Without a fence that actually stops most illegals from crossing the border, any reform effort is rendered moot. It does no good to create new bureaucracies to handle a flood of amnesty applications when the course of least resistance remains wide open to those who cross the border to make a few bucks. All of the multi-track legalization and citizenship paths can get tossed right out the window, as it will only benefit those who have already broken the law to be here. It does nothing to prevent even more from following in their footsteps and remaining "in the shadows", as George Bush put it. This compromise provides nothing that didn't get tried in 1986, when we legalized three million border jumpers with the promise that we would also provide better enforcement at the border.
Twenty years later, we have the same promises from a new crop of politicians, which proves that nothing really changes.
Oh, of course, they promise that tough new regulations will disincentivize employers from hiring any new illegals in the future.
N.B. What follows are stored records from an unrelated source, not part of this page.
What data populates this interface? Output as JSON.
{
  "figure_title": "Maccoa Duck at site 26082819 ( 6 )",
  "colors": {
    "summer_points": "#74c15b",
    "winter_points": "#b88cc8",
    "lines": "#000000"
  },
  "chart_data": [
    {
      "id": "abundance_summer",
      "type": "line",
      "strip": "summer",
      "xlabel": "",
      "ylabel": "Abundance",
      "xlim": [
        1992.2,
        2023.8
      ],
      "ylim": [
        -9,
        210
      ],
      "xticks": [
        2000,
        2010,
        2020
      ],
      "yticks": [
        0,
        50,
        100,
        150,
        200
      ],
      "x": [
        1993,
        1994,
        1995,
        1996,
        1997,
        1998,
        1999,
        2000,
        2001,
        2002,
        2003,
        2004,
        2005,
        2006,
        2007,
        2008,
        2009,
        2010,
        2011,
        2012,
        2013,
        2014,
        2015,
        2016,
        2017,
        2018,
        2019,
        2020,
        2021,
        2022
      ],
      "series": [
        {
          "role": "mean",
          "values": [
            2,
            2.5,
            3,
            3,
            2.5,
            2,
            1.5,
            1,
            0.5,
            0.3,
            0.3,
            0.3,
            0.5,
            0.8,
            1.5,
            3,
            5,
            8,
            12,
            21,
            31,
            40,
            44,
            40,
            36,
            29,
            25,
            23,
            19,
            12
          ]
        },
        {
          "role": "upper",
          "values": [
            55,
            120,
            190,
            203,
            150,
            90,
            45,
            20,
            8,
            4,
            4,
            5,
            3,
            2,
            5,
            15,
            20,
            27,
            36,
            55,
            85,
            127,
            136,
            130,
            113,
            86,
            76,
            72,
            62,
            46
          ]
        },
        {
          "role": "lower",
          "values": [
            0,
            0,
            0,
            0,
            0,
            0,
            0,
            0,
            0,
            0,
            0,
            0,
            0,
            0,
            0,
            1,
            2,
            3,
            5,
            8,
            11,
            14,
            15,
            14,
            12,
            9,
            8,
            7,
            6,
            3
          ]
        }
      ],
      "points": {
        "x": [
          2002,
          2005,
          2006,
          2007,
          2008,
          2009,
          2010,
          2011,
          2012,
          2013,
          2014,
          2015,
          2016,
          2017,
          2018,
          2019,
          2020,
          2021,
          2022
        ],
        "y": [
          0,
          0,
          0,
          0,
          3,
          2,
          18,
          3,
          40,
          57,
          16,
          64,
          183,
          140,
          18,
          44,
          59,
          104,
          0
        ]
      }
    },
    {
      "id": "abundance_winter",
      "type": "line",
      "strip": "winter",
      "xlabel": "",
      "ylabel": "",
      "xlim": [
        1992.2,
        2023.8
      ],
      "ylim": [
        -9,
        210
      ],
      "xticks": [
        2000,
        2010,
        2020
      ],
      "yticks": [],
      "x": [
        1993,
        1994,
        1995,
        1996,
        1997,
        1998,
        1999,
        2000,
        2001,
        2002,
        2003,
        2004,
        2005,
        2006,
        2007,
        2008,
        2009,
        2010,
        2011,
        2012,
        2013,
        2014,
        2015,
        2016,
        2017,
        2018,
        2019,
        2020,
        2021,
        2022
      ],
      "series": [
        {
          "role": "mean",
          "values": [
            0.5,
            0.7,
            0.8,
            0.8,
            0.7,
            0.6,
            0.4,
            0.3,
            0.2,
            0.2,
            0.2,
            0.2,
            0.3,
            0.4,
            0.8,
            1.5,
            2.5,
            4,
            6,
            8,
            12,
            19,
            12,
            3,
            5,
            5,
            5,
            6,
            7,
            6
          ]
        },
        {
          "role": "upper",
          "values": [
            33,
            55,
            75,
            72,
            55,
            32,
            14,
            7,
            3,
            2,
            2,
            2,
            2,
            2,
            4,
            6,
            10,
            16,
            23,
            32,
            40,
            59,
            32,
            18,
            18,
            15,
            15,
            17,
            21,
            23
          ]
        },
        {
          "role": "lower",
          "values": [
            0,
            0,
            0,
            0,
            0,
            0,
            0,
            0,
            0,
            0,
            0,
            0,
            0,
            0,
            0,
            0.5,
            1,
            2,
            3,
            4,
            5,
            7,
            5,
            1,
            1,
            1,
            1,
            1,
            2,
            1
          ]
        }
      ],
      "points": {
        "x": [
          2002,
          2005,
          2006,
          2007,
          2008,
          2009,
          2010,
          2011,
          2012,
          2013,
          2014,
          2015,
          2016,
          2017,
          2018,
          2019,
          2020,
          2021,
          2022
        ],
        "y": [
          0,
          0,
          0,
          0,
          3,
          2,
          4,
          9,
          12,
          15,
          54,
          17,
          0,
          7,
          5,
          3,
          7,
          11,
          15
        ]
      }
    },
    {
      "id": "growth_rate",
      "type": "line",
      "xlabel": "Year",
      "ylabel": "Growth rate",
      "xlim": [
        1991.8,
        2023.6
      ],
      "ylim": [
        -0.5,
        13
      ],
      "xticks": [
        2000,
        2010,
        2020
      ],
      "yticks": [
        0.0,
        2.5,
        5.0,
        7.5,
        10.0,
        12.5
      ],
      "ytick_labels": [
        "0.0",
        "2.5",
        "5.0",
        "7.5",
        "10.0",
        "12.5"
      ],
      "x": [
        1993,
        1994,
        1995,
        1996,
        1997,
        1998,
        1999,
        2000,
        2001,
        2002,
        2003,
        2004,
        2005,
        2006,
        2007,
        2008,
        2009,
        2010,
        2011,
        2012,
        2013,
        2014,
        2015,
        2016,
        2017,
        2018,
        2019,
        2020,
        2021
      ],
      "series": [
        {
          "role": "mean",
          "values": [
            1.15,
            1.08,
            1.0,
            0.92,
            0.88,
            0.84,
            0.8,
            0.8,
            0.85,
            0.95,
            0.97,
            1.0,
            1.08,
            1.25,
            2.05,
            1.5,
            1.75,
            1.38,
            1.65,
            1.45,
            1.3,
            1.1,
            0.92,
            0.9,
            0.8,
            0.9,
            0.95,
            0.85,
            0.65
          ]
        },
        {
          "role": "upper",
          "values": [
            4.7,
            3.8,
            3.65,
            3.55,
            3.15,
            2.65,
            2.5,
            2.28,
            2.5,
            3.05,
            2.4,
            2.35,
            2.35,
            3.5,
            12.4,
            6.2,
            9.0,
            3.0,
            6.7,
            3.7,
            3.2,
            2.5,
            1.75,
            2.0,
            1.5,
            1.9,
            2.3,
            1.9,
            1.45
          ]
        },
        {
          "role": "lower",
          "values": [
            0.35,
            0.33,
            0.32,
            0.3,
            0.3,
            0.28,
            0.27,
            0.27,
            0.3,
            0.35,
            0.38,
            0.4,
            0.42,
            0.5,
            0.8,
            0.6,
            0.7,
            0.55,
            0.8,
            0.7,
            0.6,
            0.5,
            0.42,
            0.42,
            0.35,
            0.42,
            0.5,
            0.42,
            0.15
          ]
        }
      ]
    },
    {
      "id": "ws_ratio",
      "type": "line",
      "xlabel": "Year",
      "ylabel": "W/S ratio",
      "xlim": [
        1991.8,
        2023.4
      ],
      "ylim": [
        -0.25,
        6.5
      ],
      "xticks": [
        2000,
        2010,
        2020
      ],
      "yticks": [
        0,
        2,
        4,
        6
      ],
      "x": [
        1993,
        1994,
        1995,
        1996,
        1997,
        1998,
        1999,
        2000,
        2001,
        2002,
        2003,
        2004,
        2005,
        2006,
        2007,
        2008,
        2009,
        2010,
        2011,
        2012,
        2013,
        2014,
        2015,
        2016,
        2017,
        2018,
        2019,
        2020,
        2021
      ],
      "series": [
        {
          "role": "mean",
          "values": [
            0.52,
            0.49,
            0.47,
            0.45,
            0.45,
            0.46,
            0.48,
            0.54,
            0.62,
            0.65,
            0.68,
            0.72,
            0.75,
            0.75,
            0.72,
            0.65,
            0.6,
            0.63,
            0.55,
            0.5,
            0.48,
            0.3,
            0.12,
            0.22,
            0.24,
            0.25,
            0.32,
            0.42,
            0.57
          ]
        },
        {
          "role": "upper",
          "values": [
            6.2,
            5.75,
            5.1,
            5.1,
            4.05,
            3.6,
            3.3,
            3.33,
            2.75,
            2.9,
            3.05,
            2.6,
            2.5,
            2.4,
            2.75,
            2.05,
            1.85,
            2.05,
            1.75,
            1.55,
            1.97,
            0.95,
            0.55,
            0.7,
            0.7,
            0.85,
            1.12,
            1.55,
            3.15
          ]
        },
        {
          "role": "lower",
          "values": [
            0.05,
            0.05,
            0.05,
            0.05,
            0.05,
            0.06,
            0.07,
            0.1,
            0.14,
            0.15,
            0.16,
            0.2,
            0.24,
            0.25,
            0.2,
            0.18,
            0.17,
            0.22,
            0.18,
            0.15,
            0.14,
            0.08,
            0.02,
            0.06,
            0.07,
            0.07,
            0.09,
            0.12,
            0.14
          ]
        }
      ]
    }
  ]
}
The Senate says they will crack down with "draconian" laws on businesses caught with illegals on the payroll. Well, those regulations exist now, and the government lacks the will to enforce them. Based on their lack of will in strengthening the border now, it doesn't appear that they will garner any more testicular fortitude than they have in the past. Besides, border enforcement is the job of the federal government, one of the few jobs that the Constitution actually grants to DC. Why should we penalize employers for not doing a job that frightens the US Senate?
This compromise does nothing to increase the security of our borders; in fact, it only encourages more people to cross and to garner a fake paper trail that could land them on the fast track to citizenship. Krauthammer says it perfectly -- we cannot begin to have credibility on immigration reform until we show that we are willing to secure our borders. Until then, the illegals laugh us off, and for good reason.